We’ve also increased our use of the retention chart, which shows what share of users returned to perform an event within a specified period. The product team might want to look at the retention between a user uploading a video and uploading a second video, for example. It used to be that if the product team wanted to change the events in the retention chart—let’s say they now wanted to look at retention of distributing a video, instead of uploading it, for example—I would have to code that for them manually. With Amplitude dashboards, the product team has the flexibility to select the events they want to see. That reduces the burden for the analytics team and allows the product team to experiment as new ideas arise.
Pinpointing time extension to improve conversion
One of our most popular use cases for Amplitude is monitoring time between steps of the funnel, a longer process usually indicates complexity or loading times. Growth is more than having a great product and flashy features. It's about efficient implementation and a fluid user experience. A frustrated user will likely find an alternative if things are not intuitive or slow to load.
Growth is more than having a great product and flashy features. It’s about efficient implementation and a fluid user experience.
Analytics has helped us track times by showing the median time to convert from one step to another, over time. Writing this is very complex in SQL, but we can identify those pain points with a click in Analytics.

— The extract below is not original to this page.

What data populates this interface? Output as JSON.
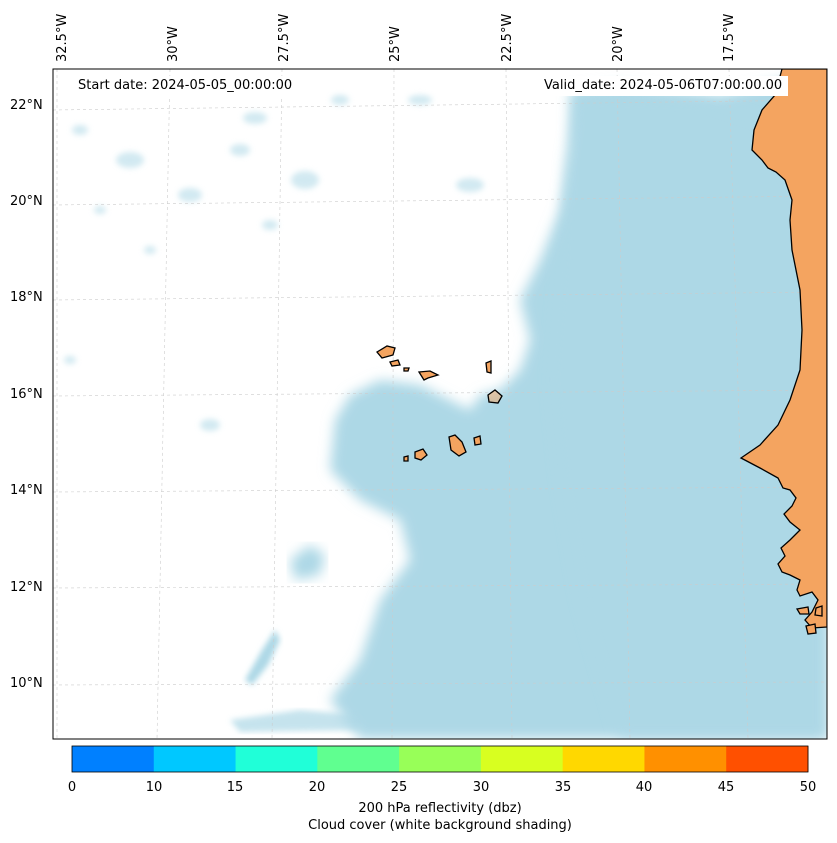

We wanted to track times with the launch of our new video creation flow. Previously, Vimeo had two creation flows: one from a template and the other, through our quick video maker that took customers through 3 quick steps, guiding our AI to create their video. The first step was to select media, and as people moved through the process, the platform uploaded the media at the back. By the end of the flow, the video was already available.
Our third creation flow, Start From Scratch, is a blank editor that allows users to create a video on a traditional editor. This feature was the biggest draw, but had a lower completion rate. Looking at the time to convert in Analytics, we saw that users are waiting longer between uploading their media to the editor and performing editing actions
We addressed this by uploading a lower resolution of all media for the initial editing stage, to allow real time editing, while the high resolution uploading in the back. By reducing the uploading time for media, we shorten back the times and we increased our completion rate by 33%. We also noticed that users are more satisfied with their videos from this flow compared to the other two.

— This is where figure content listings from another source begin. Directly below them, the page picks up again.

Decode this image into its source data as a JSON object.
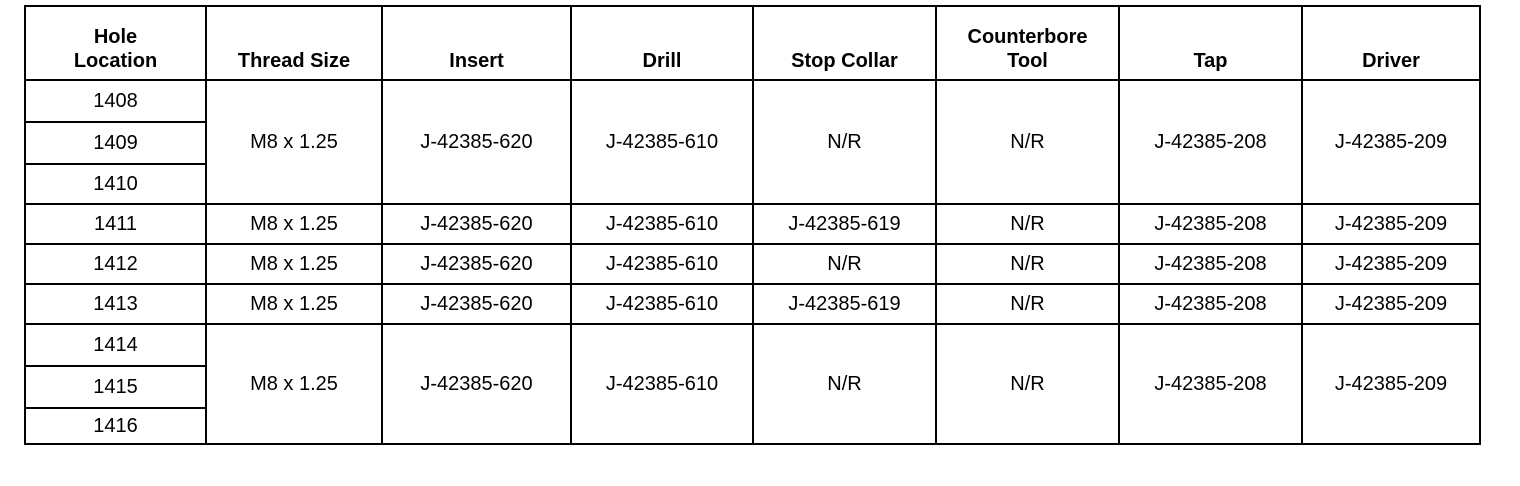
{
  "headers": [
    "Hole\nLocation",
    "Thread Size",
    "Insert",
    "Drill",
    "Stop Collar",
    "Counterbore\nTool",
    "Tap",
    "Driver"
  ],
  "groups": [
    {
      "holes": [
        "1408",
        "1409",
        "1410"
      ],
      "thread": "M8 x 1.25",
      "insert": "J-42385-620",
      "drill": "J-42385-610",
      "stop_collar": "N/R",
      "counterbore": "N/R",
      "tap": "J-42385-208",
      "driver": "J-42385-209"
    },
    {
      "holes": [
        "1411"
      ],
      "thread": "M8 x 1.25",
      "insert": "J-42385-620",
      "drill": "J-42385-610",
      "stop_collar": "J-42385-619",
      "counterbore": "N/R",
      "tap": "J-42385-208",
      "driver": "J-42385-209"
    },
    {
      "holes": [
        "1412"
      ],
      "thread": "M8 x 1.25",
      "insert": "J-42385-620",
      "drill": "J-42385-610",
      "stop_collar": "N/R",
      "counterbore": "N/R",
      "tap": "J-42385-208",
      "driver": "J-42385-209"
    },
    {
      "holes": [
        "1413"
      ],
      "thread": "M8 x 1.25",
      "insert": "J-42385-620",
      "drill": "J-42385-610",
      "stop_collar": "J-42385-619",
      "counterbore": "N/R",
      "tap": "J-42385-208",
      "driver": "J-42385-209"
    },
    {
      "holes": [
        "1414",
        "1415",
        "1416"
      ],
      "thread": "M8 x 1.25",
      "insert": "J-42385-620",
      "drill": "J-42385-610",
      "stop_collar": "N/R",
      "counterbore": "N/R",
      "tap": "J-42385-208",
      "driver": "J-42385-209"
    }
  ]
}
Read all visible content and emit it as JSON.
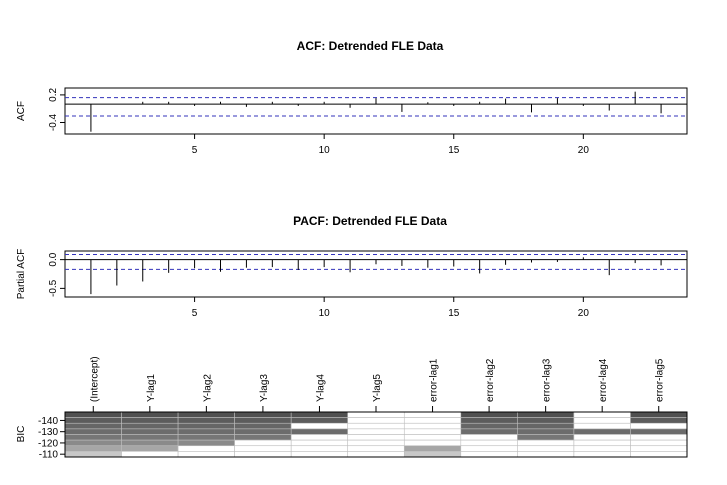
{
  "chart_data": [
    {
      "type": "bar",
      "title": "ACF: Detrended FLE Data",
      "xlabel": "",
      "ylabel": "ACF",
      "xlim": [
        0,
        24
      ],
      "ylim": [
        -0.65,
        0.35
      ],
      "x_ticks": [
        5,
        10,
        15,
        20
      ],
      "y_ticks": [
        0.2,
        -0.4
      ],
      "y_tick_labels": [
        "0.2",
        "-0.4"
      ],
      "confidence_band": [
        0.14,
        -0.26
      ],
      "lags": [
        1,
        2,
        3,
        4,
        5,
        6,
        7,
        8,
        9,
        10,
        11,
        12,
        13,
        14,
        15,
        16,
        17,
        18,
        19,
        20,
        21,
        22,
        23
      ],
      "values": [
        -0.6,
        0.0,
        0.05,
        0.05,
        -0.04,
        0.05,
        -0.06,
        0.05,
        -0.04,
        0.05,
        -0.08,
        0.13,
        -0.17,
        0.04,
        -0.04,
        0.05,
        0.12,
        -0.18,
        0.13,
        -0.04,
        -0.14,
        0.27,
        -0.2
      ],
      "colors": {
        "band": "#3333bb",
        "bar": "#000000"
      }
    },
    {
      "type": "bar",
      "title": "PACF: Detrended FLE Data",
      "xlabel": "",
      "ylabel": "Partial ACF",
      "xlim": [
        0,
        24
      ],
      "ylim": [
        -0.65,
        0.15
      ],
      "x_ticks": [
        5,
        10,
        15,
        20
      ],
      "y_ticks": [
        0.0,
        -0.5
      ],
      "y_tick_labels": [
        "0.0",
        "-0.5"
      ],
      "confidence_band": [
        0.09,
        -0.17
      ],
      "lags": [
        1,
        2,
        3,
        4,
        5,
        6,
        7,
        8,
        9,
        10,
        11,
        12,
        13,
        14,
        15,
        16,
        17,
        18,
        19,
        20,
        21,
        22,
        23
      ],
      "values": [
        -0.6,
        -0.45,
        -0.38,
        -0.23,
        -0.15,
        -0.21,
        -0.14,
        -0.13,
        -0.18,
        -0.13,
        -0.22,
        -0.08,
        -0.11,
        -0.14,
        -0.12,
        -0.24,
        -0.09,
        -0.05,
        -0.04,
        0.04,
        -0.27,
        -0.06,
        -0.1
      ],
      "colors": {
        "band": "#3333bb",
        "bar": "#000000"
      }
    },
    {
      "type": "heatmap",
      "title": "",
      "ylabel": "BIC",
      "columns": [
        "(Intercept)",
        "Y-lag1",
        "Y-lag2",
        "Y-lag3",
        "Y-lag4",
        "Y-lag5",
        "error-lag1",
        "error-lag2",
        "error-lag3",
        "error-lag4",
        "error-lag5"
      ],
      "y_ticks": [
        "-140",
        "-130",
        "-120",
        "-110"
      ],
      "rows": [
        {
          "bic": -146,
          "included": [
            1,
            1,
            1,
            1,
            1,
            0,
            0,
            1,
            1,
            0,
            1
          ],
          "shade": "#505050"
        },
        {
          "bic": -141,
          "included": [
            1,
            1,
            1,
            1,
            1,
            0,
            0,
            1,
            1,
            0,
            1
          ],
          "shade": "#5c5c5c"
        },
        {
          "bic": -139,
          "included": [
            1,
            1,
            1,
            1,
            0,
            0,
            0,
            1,
            1,
            0,
            0
          ],
          "shade": "#666666"
        },
        {
          "bic": -136,
          "included": [
            1,
            1,
            1,
            1,
            1,
            0,
            0,
            1,
            1,
            1,
            1
          ],
          "shade": "#6c6c6c"
        },
        {
          "bic": -131,
          "included": [
            1,
            1,
            1,
            1,
            0,
            0,
            0,
            0,
            1,
            0,
            0
          ],
          "shade": "#767676"
        },
        {
          "bic": -128,
          "included": [
            1,
            1,
            1,
            0,
            0,
            0,
            0,
            0,
            0,
            0,
            0
          ],
          "shade": "#8a8a8a"
        },
        {
          "bic": -123,
          "included": [
            1,
            1,
            0,
            0,
            0,
            0,
            1,
            0,
            0,
            0,
            0
          ],
          "shade": "#a6a6a6"
        },
        {
          "bic": -118,
          "included": [
            1,
            0,
            0,
            0,
            0,
            0,
            1,
            0,
            0,
            0,
            0
          ],
          "shade": "#c8c8c8"
        }
      ]
    }
  ]
}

Our analysts can focus where they’re genuinely needed
Enabling self-service allows Vimeo to do more. I think about how it used to take me three hours to create a funnel analysis manually, whereas now it’s available in an instant. When we can save three hours with a couple of clicks in Analytics, that’s a game-changer for our day-to-day work.
When we can save three hours with a couple of clicks in Analytics, that’s a game-changer for our day-to-day work.
Vimeo is a global company with over 1,200 employees, and we will need to consolidate our data structure more to encourage self-serve analytics across the entire organization. But Analytics has already saved us time and reduced the burden on analysts, and we are starting to expand its use with other Vimeo teams, like engineering and sales. Instead of generating reports for these teams the way we used to, we educate them on analytics as we guide them through the dashboard-building process.
For the data team, this will mean more time to be proactive and innovative, and to focus on that top layer of responsibilities we could never address. The increased independence of other teams means we can perform more research and prediction modeling—tasks requiring more complex analytics skills. For Vimeo, adopting Analytics means we can scale data to grow the right way: enabling PMs to be more efficient and make product decisions based on data.